Enfrentar la deserción

La mayor dificultad de nuestra enseñanza no está en lograr que los alumnos ingresen a las aulas, sino en evitar que las abandonen antes de tiempo. Sabemos con certeza dónde está el punto crítico del problema: en el segundo ciclo de la enseñanza media, es decir, en el bachillerato. Un estudio realizado en 2002 mostró que, de cada 100 alumnos que ingresaron al primer año de secundaria en 1996, sólo 20 estaban en condiciones de iniciar el sexto año en 2001. El grueso de esas pérdidas se debía al abandono escolar. El resto era obra del retraso y la repetición. Los datos disponibles muestran que menos de la mitad de los jóvenes que ingresan a educación secundaria consigue terminar el ciclo, cualquiera sea el tiempo que demoren en hacerlo.
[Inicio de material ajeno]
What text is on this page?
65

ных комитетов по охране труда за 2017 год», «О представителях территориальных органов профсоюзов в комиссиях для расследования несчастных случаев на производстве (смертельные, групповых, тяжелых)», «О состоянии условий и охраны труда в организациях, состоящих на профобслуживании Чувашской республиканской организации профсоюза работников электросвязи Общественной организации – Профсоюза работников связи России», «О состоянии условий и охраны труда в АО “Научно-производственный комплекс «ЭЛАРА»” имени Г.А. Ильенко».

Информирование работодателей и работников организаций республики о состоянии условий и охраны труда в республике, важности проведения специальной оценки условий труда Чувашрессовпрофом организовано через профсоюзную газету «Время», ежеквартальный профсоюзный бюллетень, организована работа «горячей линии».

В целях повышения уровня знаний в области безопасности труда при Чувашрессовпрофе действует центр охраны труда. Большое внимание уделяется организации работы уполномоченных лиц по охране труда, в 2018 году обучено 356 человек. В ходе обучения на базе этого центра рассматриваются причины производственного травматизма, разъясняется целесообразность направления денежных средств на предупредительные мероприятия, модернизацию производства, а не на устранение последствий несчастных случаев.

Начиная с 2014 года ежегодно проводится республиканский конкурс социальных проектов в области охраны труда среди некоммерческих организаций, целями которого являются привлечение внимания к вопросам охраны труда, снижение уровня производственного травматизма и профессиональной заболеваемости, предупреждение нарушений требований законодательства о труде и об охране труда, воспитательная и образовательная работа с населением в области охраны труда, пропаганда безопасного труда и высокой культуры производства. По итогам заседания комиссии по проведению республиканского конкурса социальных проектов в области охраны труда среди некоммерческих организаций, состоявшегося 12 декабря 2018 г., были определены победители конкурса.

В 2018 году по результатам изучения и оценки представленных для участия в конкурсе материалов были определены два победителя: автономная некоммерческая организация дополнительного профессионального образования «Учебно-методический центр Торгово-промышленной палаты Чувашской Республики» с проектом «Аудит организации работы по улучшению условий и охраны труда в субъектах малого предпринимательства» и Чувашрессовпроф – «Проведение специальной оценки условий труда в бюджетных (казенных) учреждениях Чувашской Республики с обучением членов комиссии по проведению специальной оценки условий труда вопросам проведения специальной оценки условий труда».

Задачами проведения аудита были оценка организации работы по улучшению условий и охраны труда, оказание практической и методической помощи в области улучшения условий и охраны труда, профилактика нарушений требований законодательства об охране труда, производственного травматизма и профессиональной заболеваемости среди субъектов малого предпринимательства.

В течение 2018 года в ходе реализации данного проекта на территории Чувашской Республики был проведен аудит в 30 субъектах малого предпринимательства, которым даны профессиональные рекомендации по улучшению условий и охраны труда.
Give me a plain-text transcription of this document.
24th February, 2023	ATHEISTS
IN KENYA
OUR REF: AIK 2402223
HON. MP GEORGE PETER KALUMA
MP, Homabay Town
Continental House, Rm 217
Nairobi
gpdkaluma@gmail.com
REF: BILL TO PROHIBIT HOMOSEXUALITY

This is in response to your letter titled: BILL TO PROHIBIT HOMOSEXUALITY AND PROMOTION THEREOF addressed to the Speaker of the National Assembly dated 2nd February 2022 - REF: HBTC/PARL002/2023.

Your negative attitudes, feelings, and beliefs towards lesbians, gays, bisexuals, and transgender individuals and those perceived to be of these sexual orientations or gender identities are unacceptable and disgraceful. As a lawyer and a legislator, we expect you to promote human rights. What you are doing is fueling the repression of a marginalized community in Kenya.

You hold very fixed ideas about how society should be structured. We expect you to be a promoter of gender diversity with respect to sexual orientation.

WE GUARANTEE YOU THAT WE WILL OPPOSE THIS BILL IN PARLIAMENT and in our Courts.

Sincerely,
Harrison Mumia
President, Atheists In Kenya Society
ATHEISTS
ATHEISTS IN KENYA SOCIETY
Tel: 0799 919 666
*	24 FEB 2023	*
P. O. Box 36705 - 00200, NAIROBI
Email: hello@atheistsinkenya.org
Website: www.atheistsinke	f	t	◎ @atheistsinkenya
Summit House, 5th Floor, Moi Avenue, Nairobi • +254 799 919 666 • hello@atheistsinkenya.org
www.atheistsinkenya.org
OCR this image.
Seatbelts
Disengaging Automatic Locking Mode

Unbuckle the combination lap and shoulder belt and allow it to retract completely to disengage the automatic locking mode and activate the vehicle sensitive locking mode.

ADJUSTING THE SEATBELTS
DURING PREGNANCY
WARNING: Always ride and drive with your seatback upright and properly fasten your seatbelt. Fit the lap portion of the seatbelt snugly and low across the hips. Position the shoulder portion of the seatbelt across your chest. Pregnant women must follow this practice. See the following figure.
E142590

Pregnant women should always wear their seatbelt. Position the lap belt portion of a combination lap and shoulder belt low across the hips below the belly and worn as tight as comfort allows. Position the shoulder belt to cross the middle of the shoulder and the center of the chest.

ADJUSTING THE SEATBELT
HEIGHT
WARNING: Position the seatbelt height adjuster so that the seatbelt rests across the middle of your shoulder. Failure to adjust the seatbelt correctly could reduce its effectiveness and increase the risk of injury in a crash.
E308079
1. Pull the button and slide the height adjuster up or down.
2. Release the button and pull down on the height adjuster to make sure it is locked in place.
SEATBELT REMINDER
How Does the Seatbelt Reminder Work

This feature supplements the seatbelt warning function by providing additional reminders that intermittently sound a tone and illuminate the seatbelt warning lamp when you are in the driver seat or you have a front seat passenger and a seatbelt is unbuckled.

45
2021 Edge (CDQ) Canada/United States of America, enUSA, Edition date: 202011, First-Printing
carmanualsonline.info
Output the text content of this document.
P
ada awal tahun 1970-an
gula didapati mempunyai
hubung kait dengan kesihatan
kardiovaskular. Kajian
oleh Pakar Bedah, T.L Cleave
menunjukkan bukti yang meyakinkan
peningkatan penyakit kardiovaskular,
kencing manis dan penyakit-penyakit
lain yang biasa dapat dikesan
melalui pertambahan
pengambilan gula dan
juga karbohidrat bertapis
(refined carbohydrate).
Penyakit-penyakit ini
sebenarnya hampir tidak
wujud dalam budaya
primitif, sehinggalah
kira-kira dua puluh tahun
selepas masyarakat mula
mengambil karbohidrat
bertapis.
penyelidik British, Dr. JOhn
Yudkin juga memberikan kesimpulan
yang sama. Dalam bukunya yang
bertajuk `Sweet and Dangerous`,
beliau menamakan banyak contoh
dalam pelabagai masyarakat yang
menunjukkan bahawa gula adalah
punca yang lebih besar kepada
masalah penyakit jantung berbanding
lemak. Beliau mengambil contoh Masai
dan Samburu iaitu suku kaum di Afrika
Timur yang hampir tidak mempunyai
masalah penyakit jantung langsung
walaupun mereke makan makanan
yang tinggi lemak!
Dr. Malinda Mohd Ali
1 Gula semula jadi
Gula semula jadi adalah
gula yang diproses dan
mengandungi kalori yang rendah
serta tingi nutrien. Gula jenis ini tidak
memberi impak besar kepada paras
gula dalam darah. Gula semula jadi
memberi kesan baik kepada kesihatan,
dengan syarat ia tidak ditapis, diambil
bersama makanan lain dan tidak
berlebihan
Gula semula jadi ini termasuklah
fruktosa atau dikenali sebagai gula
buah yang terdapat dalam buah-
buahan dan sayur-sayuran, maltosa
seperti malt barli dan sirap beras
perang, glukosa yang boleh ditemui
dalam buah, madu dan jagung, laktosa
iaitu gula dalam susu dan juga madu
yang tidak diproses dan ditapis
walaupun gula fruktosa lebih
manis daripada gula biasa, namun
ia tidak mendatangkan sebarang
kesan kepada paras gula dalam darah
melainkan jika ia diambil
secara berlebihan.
Resolver el problema de la deserción es un asunto difícil, porque involucra tanto la calidad como la pertinencia de la educación que estamos impartiendo. Pero, llevando las cosas a lo esencial, los esfuerzos deben orientarse en dos direcciones fundamentales: hay que reducir los incentivos que llevan a los estudiantes a abandonar el sistema educativo, y hay que reducir los costos de reingreso para aquellos que ya han desertado.

Una manera rápida de lograr avances en ambos terrenos consistiría en organizar el bachillerato en semestres, tal como se hace en muchas carreras universitarias: en lugar de tener un único curso que empiece en marzo y termine en noviembre, es posible dictar el mismo programa en dos cursos sucesivos que abarquen la primera y la segunda mitad del año. Todo lo cual puede hacerse sin sacrificar nada en materia de calidad ni de exigencia.

¿Cuáles serían las ventajas de este cambio? En primer lugar, crearía motivos para que muchos estudiantes prefieran continuar estudiando. Un chico que en el mes de mayo empieza a tener dudas sobre su permanencia, sabe que el esfuerzo de seguir asistiendo sólo dará frutos si se prolonga hasta noviembre. Y en ciertas circunstancias eso puede ser mucho tiempo. En cambio, ese mismo chico puede tener razones para seguir adelante si sabe que va a obtener algo concreto en el caso de mantenerse hasta julio. Del mismo modo, un estudiante que abandona en setiembre sabe que, si decide volver a clase, deberá reiniciar los cursos en marzo como si nunca hubiera asistido. Pero si la enseñanza se organiza en semestres, al año siguiente podría retomar en julio y beneficiarse del esfuerzo realizado.

El único riesgo de este escenario es que la semestralización estimule a desertar a quienes no lo hacen en las condiciones actuales. Pero este peligro puede evitarse si se crean mecanismos que premien la continuidad. Por ejemplo, puede establecerse que sólo se exonerarán asignaturas que se cursen en forma anual, o se puede reservar el período de exámenes de diciembre a quienes cursen en esa modalidad.

La semestralización de los cursos de bachillerato no constituye una solución de fondo al problema de la deserción. Atacar las causas profundas requeriría mejorar la calidad de las prestaciones docentes y modificar los programas de estudio, de modo tal que la enseñanza responda a las necesidades reales de los estudiantes.

Pero estas soluciones necesariamente van a requerir tiempo, y la pregunta es qué hacer en favor de los estudiantes que corren el riesgo de desertar a corto plazo. La semestralización puede ser una ayuda en este sentido específico.